The number of homes sold on courthouse steps or repossessed by banks at the end of the foreclosure process dropped 35 percent nationwide in October, according to mortgage-data aggregator Lender Processing Services.
There were about 80,000 foreclosure sales and bank repossessions in October, LPS said, down from 124,000 in September, which was a high for the year.
The slowdown — fallout from the robo-signing controversy — helped boost the total number of homes in the foreclosure process for the fourth consecutive month, to 2.09 million, LPS said.
Another 4.95 million homeowners were behind on their payments but not yet in foreclosure, LPS estimated. The number of newly-delinquent loans ticked up for a third consecutive month, to 1.92 million, or about the same level as a year ago.
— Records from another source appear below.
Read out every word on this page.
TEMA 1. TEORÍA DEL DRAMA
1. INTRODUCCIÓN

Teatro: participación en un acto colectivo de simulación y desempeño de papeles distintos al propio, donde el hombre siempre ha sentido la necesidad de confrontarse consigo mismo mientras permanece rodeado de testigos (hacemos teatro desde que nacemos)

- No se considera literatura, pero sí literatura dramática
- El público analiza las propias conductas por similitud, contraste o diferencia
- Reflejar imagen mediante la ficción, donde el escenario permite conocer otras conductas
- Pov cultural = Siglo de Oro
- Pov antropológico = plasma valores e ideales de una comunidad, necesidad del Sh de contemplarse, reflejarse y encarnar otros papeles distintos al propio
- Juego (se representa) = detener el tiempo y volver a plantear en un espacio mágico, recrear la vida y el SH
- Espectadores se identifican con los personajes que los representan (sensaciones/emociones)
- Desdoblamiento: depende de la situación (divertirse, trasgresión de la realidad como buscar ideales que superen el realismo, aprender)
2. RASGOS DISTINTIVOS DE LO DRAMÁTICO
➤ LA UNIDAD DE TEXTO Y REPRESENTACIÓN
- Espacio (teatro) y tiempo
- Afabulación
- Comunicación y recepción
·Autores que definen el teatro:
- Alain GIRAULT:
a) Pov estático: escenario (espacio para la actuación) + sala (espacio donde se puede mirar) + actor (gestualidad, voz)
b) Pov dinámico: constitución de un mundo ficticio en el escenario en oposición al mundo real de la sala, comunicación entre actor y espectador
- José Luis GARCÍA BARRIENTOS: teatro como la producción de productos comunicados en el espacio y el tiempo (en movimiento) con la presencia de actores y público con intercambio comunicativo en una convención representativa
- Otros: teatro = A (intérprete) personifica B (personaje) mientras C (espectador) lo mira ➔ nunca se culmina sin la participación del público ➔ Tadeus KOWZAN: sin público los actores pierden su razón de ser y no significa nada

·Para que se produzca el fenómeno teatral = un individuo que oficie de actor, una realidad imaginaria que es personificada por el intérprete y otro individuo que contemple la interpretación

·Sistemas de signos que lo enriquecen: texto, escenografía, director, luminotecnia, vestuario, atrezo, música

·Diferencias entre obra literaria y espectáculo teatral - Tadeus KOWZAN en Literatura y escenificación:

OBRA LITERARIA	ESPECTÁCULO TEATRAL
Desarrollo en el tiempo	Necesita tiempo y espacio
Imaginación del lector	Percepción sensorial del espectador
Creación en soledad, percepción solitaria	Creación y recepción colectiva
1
Another 794,000 first-lien loans were 60 days delinquent, and 2.24 million homeowners were behind on their payments by 90 days or more.
All told, LPS estimated that about 7.04 million homeowners had missed at least one mortgage payments or were in foreclosure in October, down 13.2 percent from January’s high of 8.12 million.
10 states with the highest share of non-current loans:
1. Florida (23.4 percent)
2. Nevada (21.0 percent)
3. Mississippi (19.1 percent)
4. Georgia (15.8 percent)
5. Louisiana (14.7 percent)
6. New Jersey (14.7 percent)
7. Illinois (14.6 percent)
8. Ohio (14.6 percent)
9. Indiana (14.6 percent)
10. Arizona (14.3 percent)
Source: LPS
Other states where the percentage of non-current loans exceeded the national average of 13.2 percent: Rhode Island (14.1 percent), Michigan (13.9 percent), Tennessee (13.7 percent), Maryland (13.5 percent), South Carolina (13.3 percent), Alabama (13.3 percent), West Virginia (13.3 percent).
States seeing the greatest growth in non-current loans during the last six months were Arkansas (up 9.7 percent, to 11.4 percent); Oklahoma (up 9.4 percent, to 11 percent); Kansas (up 8.9 percent, to 9.6 percent); Nebraska (up 8.3 percent, to 7.7 percent); Iowa (up 7.7 percent, to 9 percent); and Texas (up 7 percent, to 11.1 percent).
States seeing the greatest reductions in non-current loans compared to 6 months ago were Alaska (down 9.8 percent, to 5.6 percent), California (down 8.5 percent, to 13.2 percent), Arizona (down 6.4 percent, to 14.3 percent); Nevada (down 6.1 percent, to 21 percent); and Hawaii (down 4.7 percent, to 11.9 percent).